It takes a while to acclimate to Rock the Kasbah’s sensibilities, but it’s ultimately a journey worth taking.

Rock the Kasbah

Lanz of Van Nuys

There’s a certain pace, a certain tone and a certain comedic taste in Rock the Kasbah. In a way it’s a clash of those cinematic sensibilities; politics, religion and humor are uneasy companions. None of that’s really much of a surprise. This is, after all, a Barry Levinson movie. The director behind an impressive catalog of movies that includes Rain Man; Good Morning, Vietnam; The Natural; and Wag the Dog has taken on this nutty story about a washed-up music talent agent who seeks out a fresh start in Afghanistan.

Going into Rock the Kasbah almost totally cold, with only a vague awareness of the premise and an appreciation of the cast, the story seems pretty well whacked. It revolves around Richie Lanz (Bill Murray, Ghostbusters) insinuating himself in the promotion of a female contestant - the first female contestant — on Afghan Star, the Afghan version of American Idol.

It’s not until the very end, when a title card reveals the movie’s inspiration, that news stories from a few years ago finally come to the fore.

Wild World

There really is an Afghan Star and there really was a female contestant who rushed to the top of the contest amid death threats and all sorts of controversy in the highly conservative territory.

Of course, reality didn’t involve a goofy, American and no doubt drug-addled manager like Richie, but that’s where the movie takes its piece of inspiration and runs with it.

Richie’s a shyster. Down and out in Van Nuys, he tells tall tales of his glory days, working with acts like Madonna, Stevie Nicks, Eddie Money and Pink Floyd while romancing the novelist Danielle Steele. HIs current roster of talent — as limited as it is — is further constrained to performing only cover songs.

His one true talent, Ronnie (Zooey Deschanel, Almost Famous), totally freaks out after being hauled out to Afghanistan for a USO tour. She quickly runs off to Dubai — with Richie’s passport and cash.

Sure, Richie’s desperate, but it’s quite an abrupt setup. Richie and his sleazy tactics are introduced. Ronnie’s relationship with Richie is quickly established, then she’s performing in a dive bar where a total stranger (and a totally drunk one, at that) puts a bug in Richie’s ear about making riches while touring with the USO. In the next scenes, Richie and Ronnie head off to Kabul, with Richie first being schooled by his young daughter that there are no casbahs (or kasbahs, for that matter) in Afghanistan. Richie’s frame of reference comes by way of a rock song.

Smoke on the Water

After that rather jarring setup, the movie settles into its groove and writer Mitch Glazer (Scrooged) meanders the characters into a thoughtful conclusion.

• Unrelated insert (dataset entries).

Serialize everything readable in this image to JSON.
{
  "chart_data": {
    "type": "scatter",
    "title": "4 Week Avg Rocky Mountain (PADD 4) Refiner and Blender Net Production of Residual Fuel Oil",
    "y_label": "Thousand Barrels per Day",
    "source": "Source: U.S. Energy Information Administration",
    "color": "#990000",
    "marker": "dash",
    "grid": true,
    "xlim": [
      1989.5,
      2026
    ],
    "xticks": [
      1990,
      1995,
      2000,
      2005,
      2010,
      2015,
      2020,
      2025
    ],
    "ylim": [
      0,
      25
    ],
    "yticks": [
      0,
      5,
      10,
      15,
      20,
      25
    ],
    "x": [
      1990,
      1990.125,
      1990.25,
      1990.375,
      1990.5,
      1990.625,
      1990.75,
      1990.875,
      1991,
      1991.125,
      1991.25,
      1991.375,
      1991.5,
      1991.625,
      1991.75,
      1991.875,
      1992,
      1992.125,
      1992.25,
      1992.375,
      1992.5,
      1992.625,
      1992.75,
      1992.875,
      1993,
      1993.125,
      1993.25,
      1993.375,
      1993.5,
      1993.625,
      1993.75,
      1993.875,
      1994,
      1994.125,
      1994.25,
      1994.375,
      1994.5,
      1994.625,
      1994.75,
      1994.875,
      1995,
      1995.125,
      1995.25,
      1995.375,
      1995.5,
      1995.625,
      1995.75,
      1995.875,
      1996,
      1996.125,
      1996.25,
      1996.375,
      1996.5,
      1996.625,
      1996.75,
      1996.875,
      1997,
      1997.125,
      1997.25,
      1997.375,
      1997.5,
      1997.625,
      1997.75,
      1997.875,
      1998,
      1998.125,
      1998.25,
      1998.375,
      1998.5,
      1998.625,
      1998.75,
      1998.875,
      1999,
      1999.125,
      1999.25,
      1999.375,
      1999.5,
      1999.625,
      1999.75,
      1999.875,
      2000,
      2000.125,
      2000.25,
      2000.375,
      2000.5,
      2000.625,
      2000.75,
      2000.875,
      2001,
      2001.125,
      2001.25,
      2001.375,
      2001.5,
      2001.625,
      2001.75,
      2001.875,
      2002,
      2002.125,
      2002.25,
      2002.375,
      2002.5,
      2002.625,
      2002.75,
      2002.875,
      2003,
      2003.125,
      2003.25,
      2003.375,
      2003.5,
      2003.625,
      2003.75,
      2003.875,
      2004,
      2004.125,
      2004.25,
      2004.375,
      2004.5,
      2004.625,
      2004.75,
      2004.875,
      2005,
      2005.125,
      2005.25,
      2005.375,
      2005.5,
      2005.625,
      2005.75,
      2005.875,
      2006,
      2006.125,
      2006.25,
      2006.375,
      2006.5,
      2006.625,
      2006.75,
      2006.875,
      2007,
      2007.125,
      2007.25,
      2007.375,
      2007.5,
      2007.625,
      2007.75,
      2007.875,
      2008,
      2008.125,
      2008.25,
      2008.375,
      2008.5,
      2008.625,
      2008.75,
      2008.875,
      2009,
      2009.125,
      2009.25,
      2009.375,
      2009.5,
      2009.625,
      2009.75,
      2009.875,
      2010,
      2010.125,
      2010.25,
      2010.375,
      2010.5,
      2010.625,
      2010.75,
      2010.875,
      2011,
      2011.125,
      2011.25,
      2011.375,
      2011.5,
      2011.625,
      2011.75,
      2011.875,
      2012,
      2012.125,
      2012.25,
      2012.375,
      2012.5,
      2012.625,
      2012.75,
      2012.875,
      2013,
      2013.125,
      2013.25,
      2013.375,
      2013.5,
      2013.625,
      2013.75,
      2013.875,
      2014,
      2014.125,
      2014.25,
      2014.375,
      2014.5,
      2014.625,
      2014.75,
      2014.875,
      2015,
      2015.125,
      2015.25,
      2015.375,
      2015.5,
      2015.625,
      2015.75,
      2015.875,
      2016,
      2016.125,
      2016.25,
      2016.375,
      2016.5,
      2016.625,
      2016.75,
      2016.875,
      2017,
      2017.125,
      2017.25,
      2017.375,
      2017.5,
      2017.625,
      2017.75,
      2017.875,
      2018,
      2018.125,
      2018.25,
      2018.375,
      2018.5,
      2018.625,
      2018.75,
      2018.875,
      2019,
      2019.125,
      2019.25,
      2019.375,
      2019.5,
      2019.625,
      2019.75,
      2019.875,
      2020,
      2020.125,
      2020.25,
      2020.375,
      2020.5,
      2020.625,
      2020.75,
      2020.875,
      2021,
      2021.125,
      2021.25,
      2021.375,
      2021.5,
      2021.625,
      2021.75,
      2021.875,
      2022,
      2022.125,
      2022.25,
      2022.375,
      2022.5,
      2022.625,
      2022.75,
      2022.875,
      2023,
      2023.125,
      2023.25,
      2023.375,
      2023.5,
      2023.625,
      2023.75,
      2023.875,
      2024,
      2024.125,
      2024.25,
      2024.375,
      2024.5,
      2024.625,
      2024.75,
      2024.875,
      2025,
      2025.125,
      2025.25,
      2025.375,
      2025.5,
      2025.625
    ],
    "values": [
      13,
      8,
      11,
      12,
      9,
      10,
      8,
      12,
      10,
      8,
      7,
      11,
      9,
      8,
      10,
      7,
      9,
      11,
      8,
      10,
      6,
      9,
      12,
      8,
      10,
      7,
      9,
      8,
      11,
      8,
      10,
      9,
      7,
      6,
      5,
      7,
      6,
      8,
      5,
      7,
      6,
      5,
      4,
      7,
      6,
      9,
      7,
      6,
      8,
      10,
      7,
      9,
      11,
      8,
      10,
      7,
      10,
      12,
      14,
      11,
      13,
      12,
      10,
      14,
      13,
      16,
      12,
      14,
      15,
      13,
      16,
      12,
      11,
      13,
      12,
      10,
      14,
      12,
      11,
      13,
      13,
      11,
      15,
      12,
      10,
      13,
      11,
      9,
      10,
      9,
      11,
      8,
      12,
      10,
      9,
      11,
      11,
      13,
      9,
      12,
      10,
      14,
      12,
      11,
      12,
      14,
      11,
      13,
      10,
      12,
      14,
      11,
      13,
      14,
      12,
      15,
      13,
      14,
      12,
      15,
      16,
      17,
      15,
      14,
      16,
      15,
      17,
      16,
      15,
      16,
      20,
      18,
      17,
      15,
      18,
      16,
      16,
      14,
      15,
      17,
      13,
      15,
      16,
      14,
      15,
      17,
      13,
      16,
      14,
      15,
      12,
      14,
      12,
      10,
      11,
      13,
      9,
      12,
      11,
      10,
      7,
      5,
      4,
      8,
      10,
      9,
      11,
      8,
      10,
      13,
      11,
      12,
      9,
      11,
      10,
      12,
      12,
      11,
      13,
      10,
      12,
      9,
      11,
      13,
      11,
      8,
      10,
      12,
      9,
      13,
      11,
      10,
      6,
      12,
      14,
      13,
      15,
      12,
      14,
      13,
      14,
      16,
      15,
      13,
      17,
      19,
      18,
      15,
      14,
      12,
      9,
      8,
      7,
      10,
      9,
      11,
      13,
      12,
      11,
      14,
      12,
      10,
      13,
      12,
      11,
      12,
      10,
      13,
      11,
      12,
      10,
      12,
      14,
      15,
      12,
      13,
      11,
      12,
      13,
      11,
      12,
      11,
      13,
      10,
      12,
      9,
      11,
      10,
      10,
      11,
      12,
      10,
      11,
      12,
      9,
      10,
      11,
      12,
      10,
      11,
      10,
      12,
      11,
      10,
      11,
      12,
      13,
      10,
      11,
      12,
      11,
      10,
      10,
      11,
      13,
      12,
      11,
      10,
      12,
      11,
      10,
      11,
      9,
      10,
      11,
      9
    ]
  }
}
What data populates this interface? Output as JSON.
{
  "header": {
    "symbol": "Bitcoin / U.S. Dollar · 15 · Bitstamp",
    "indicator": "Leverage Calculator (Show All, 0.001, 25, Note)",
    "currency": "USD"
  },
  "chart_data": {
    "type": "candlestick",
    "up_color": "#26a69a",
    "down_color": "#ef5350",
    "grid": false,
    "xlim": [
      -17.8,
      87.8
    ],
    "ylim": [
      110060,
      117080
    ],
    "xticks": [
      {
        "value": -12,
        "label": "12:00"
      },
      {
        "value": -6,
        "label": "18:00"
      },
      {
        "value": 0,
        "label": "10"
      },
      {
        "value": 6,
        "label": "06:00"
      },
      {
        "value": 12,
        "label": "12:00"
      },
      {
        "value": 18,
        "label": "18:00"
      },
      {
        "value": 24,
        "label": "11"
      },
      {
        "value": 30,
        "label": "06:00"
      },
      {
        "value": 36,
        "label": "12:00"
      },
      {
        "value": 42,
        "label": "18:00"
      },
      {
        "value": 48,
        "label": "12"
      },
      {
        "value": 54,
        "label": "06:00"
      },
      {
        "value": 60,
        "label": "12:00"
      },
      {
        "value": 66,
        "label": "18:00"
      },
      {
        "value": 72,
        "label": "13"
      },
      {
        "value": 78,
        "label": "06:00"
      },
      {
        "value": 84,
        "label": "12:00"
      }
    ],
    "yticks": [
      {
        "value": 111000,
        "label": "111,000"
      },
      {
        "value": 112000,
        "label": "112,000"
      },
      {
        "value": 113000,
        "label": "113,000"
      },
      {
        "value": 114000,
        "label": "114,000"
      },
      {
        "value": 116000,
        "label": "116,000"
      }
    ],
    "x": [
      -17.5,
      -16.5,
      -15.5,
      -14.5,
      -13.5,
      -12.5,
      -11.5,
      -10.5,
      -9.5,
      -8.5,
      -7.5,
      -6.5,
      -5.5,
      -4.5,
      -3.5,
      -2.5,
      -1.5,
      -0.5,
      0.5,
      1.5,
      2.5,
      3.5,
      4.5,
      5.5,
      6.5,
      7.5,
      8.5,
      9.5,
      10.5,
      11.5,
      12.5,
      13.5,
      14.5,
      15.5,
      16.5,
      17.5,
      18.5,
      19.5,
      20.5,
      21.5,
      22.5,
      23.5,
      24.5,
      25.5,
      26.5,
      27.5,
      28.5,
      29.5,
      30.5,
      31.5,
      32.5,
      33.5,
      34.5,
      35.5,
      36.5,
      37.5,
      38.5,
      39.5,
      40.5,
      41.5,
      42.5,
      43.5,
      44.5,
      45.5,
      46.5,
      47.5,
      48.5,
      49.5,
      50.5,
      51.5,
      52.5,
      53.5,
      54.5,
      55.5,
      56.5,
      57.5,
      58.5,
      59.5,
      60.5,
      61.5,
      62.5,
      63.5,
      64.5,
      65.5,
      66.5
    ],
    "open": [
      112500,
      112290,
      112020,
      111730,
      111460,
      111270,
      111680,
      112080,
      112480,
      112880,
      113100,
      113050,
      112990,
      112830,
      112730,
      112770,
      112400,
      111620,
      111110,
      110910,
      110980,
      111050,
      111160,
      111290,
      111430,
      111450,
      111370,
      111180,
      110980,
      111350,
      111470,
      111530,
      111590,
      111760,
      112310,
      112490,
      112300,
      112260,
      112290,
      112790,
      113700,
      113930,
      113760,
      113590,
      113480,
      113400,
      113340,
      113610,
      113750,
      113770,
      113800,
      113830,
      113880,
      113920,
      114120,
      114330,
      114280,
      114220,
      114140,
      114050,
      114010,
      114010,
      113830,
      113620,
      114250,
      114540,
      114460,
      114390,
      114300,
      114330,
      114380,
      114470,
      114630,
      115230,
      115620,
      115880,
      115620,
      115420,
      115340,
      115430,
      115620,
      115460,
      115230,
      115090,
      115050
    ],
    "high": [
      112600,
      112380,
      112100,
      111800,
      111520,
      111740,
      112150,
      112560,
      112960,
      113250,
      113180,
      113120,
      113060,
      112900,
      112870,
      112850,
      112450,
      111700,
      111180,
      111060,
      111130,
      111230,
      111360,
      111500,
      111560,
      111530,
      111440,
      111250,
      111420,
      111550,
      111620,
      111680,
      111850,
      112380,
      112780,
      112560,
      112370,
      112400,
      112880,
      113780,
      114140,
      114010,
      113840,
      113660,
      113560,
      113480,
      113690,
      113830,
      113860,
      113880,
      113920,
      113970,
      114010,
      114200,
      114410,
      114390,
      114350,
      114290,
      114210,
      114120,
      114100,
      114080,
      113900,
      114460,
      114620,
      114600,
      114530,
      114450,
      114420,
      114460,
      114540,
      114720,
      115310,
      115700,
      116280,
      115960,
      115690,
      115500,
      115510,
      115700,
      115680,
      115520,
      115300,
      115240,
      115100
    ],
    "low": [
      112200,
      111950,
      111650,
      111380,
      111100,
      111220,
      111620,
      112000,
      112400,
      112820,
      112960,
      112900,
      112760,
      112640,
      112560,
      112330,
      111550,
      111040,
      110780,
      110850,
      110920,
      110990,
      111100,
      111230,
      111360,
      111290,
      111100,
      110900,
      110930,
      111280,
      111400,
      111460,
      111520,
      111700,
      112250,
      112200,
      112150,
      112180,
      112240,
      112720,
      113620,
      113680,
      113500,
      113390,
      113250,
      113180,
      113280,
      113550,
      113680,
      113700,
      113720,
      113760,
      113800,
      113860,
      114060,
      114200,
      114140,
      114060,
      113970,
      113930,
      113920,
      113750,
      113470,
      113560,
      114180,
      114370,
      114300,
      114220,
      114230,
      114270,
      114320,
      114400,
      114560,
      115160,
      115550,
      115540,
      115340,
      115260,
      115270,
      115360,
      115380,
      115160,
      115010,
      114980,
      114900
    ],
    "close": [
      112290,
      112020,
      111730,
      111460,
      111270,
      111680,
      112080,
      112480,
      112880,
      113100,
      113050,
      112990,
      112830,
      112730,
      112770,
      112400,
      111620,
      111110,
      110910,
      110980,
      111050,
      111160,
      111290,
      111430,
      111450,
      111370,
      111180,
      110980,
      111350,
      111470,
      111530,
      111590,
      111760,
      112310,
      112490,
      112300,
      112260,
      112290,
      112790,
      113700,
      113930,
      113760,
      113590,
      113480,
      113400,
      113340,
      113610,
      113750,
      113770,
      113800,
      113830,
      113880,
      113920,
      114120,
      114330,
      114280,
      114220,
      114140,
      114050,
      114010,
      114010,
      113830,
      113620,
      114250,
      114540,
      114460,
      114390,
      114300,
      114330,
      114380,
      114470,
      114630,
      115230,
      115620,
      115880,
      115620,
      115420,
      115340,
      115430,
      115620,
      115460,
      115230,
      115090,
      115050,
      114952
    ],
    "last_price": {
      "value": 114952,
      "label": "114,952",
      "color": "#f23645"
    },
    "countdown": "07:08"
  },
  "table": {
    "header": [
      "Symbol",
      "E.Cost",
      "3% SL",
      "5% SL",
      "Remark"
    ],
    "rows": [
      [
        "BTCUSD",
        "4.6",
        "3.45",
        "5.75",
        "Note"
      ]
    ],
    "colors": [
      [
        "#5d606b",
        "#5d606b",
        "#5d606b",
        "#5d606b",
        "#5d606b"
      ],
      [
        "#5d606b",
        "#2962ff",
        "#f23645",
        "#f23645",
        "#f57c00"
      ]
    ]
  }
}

Along the way there are some golden moments. At the top of the list is Kate Hudson being introduced as Merci, swimming in a sparkly, shimmering outfit in an opulent little pool area. It’s a hot scene. A kooky scene, the kind of movie magic that captures a quirky place and time — a far off land. Consider the movie officially settled in at that point.

Hudson’s never been better; she looks incredible and she’s returned to her non-annoying days of Almost Famous. As it turns our, Merci’s a high-priced call girl with some bizarre service offerings, but she’s game to assist Richie with his plan to elevate Salima Khan (Leeam Lubany) via Afghan Star.

The story starts to hum along nicely, with Murray doing what he does best: being Bill Murray. He’s ultra-casual and ultra-cool.

But by the end of it all, Richie displays a surprising amount of world awareness. He’s no longer stuck in the ‘70s and ‘80s. He abruptly becomes a little too savvy — particularly in regard to Afghanistan’s cultural and political leanings. Or maybe his hapless lifestyle buried that worldliness under piled-upon years of shallow living and the journey finally pulled him out of his own laziness.

Richie may or may not have earned the benefit of the doubt, but at the least the movie makes for an interesting, thought-provoking ride into a different world.